Heroiczna akcja Czechów. Uratowali życie dwójki Polaków

Dodano:
Akcja ratunkowa czeskiej straży pożarnej Źródło: Události Ostrava, HZS OLK
Czescy strażacy uratowali życie dwóch Polaków, którzy utknęli wewnątrz samochodu w rwącej rzece tuż za granicą polsko-czeską. „Błyskawiczna interwencja”.

Do zdarzenia, które mogło okazać się tragiczne w skutkach, doszło w poniedziałek.

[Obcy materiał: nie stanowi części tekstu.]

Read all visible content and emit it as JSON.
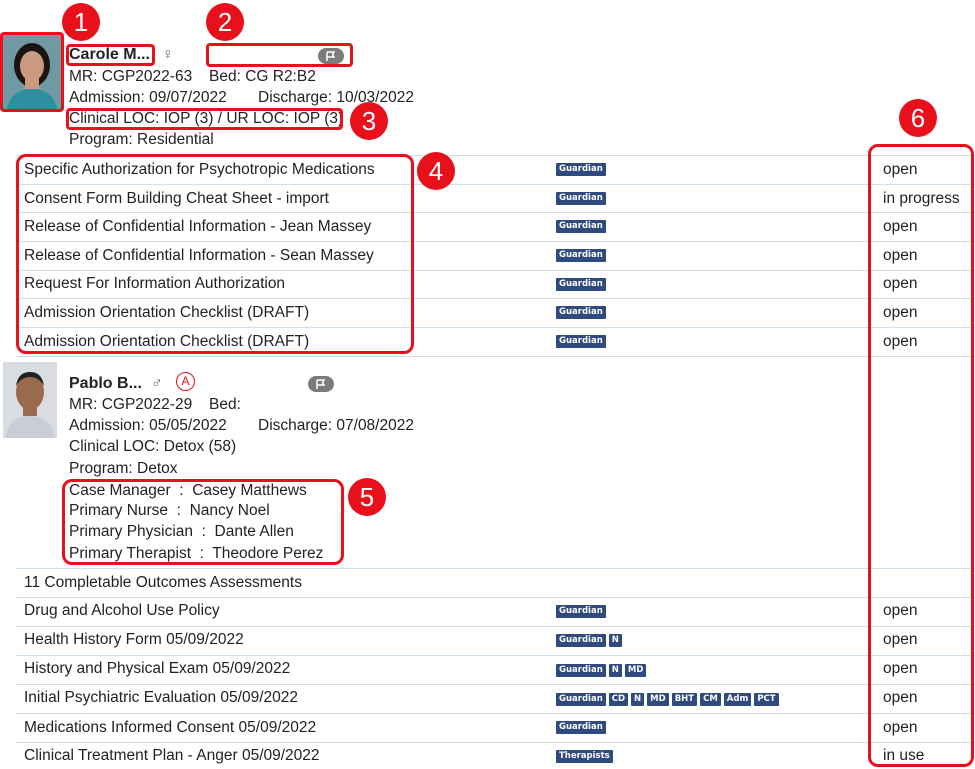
{
  "patient1": {
    "name": "Carole M...",
    "gender_symbol": "♀",
    "mr": "MR: CGP2022-63",
    "bed": "Bed: CG R2:B2",
    "admission": "Admission: 09/07/2022",
    "discharge": "Discharge: 10/03/2022",
    "loc": "Clinical LOC: IOP (3) / UR LOC: IOP (3)",
    "program": "Program: Residential"
  },
  "forms1": [
    {
      "title": "Specific Authorization for Psychotropic Medications",
      "badges": [
        "Guardian"
      ],
      "status": "open"
    },
    {
      "title": "Consent Form Building Cheat Sheet - import",
      "badges": [
        "Guardian"
      ],
      "status": "in progress"
    },
    {
      "title": "Release of Confidential Information - Jean Massey",
      "badges": [
        "Guardian"
      ],
      "status": "open"
    },
    {
      "title": "Release of Confidential Information - Sean Massey",
      "badges": [
        "Guardian"
      ],
      "status": "open"
    },
    {
      "title": "Request For Information Authorization",
      "badges": [
        "Guardian"
      ],
      "status": "open"
    },
    {
      "title": "Admission Orientation Checklist (DRAFT)",
      "badges": [
        "Guardian"
      ],
      "status": "open"
    },
    {
      "title": "Admission Orientation Checklist (DRAFT)",
      "badges": [
        "Guardian"
      ],
      "status": "open"
    }
  ],
  "patient2": {
    "name": "Pablo B...",
    "gender_symbol": "♂",
    "alert_symbol": "A",
    "mr": "MR: CGP2022-29",
    "bed": "Bed:",
    "admission": "Admission: 05/05/2022",
    "discharge": "Discharge: 07/08/2022",
    "loc": "Clinical LOC: Detox (58)",
    "program": "Program: Detox",
    "care_team": [
      "Case Manager  :  Casey Matthews",
      "Primary Nurse  :  Nancy Noel",
      "Primary Physician  :  Dante Allen",
      "Primary Therapist  :  Theodore Perez"
    ]
  },
  "outcomes_header": "11 Completable Outcomes Assessments",
  "forms2": [
    {
      "title": "Drug and Alcohol Use Policy",
      "badges": [
        "Guardian"
      ],
      "status": "open"
    },
    {
      "title": "Health History Form 05/09/2022",
      "badges": [
        "Guardian",
        "N"
      ],
      "status": "open"
    },
    {
      "title": "History and Physical Exam 05/09/2022",
      "badges": [
        "Guardian",
        "N",
        "MD"
      ],
      "status": "open"
    },
    {
      "title": "Initial Psychiatric Evaluation 05/09/2022",
      "badges": [
        "Guardian",
        "CD",
        "N",
        "MD",
        "BHT",
        "CM",
        "Adm",
        "PCT"
      ],
      "status": "open"
    },
    {
      "title": "Medications Informed Consent 05/09/2022",
      "badges": [
        "Guardian"
      ],
      "status": "open"
    },
    {
      "title": "Clinical Treatment Plan - Anger 05/09/2022",
      "badges": [
        "Therapists"
      ],
      "status": "in use"
    }
  ],
  "annotations": [
    "1",
    "2",
    "3",
    "4",
    "5",
    "6"
  ],
  "colors": {
    "badge": "#2f4a7f",
    "annotation": "#e8101b",
    "divider": "#cfe0ec",
    "flag": "#7b7b7b"
  },
  "icons": {
    "flag": "flag-icon",
    "avatar": "avatar-photo"
  }
}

Dwójka Polaków podróżujących tuż za czeską granicą wjechało samochodem do rwącej rzeki Vidnavki w miejscowości Kobyla nad Vidnavkou w pobliżu miasta Vidnava w Czechach.

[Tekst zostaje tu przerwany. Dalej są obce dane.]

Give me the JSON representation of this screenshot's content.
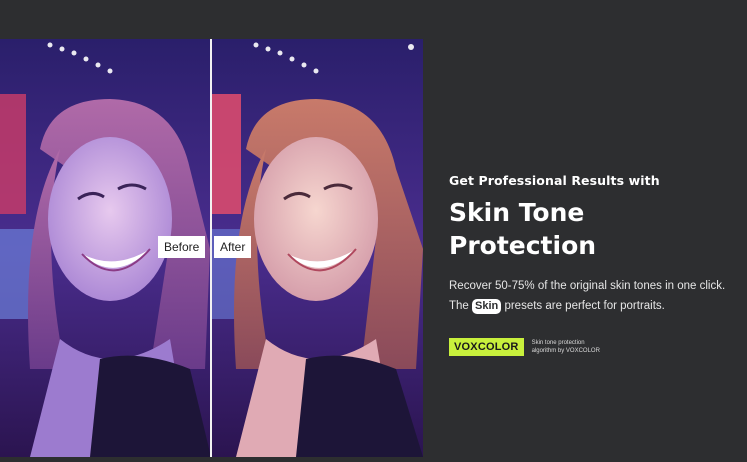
{
  "comparison": {
    "before_label": "Before",
    "after_label": "After"
  },
  "promo": {
    "eyebrow": "Get Professional Results with",
    "headline_line1": "Skin Tone",
    "headline_line2": "Protection",
    "body_part1": "Recover 50-75% of the original skin tones in one click.  The ",
    "body_pill": "Skin",
    "body_part2": " presets are perfect for portraits."
  },
  "brand": {
    "name": "VOXCOLOR",
    "note_line1": "Skin tone protection",
    "note_line2": "algorithm by VOXCOLOR",
    "accent": "#c8f03c"
  }
}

Na ratunek dwójce Polaków przybyła czeska straż pożarna, która będąc w pobliżu zauważyła tonący samochód i wyciągnęła z niego obie osoby. W sieci pojawiło się nagranie ukazujące heroiczną akcję. „Błyskawiczna interwencja strażaków uratowała im życie” – podpisano.

W komentarzach pod wpisem z nagraniem z akcji nie zabrakło komentarzy chwalących akcję ratowniczą. „Nierealne, wszyscy święci musieli ich wspierać. I oczywiście świetna robota, strażacy” – pisze po czesku jedna z komentujących. Pojawiły się i komentarze z Polski. „Dziękujemy. Dekuji” – napisał pod nagraniem Polak.

Czechy walczą ze skutkami wielkiej wody

Czesi, tak samo jak Polacy, walczą właśnie z ogromnymi powodziami, które rujnują miejscowość za miejscowością. Już teraz ze strony naszych południowych sąsiadów docierają informacje o trzech ofiarach śmiertelnych, a kolejne siedem osób jest poszukiwanych.

Czeski rząd zdecydował się, aby na północ kraju wysłać dwa tysiące żołnierzy, którzy pomagają w usuwaniu skutków powodzi. Przykładowo w Opawie wojskowi sprzątają zalane przedszkola, a w Ołomuńcu rozdysponowują pomoc humanitarną.

Nadal bez prądu pozostają poszczególne miejscowości, m.in. Bogumina, w której woda zalała stację elektroenergetyczną. Bez dostępu do ciepłej wody jest również ponad dwieście tysięcy mieszkańców Ostrawy.

Nieprzejezdnych jest pięć odcinków dróg krajowych na północy kraju oraz prowadząca do granicy z Polską autostrada D1. Zniszczonych zostało także wiele innych dróg i mostów.

Źródło: Wprost
Proszę czekać ...

Proszę czekać ...

Proszę czekać ...

Proszę czekać ...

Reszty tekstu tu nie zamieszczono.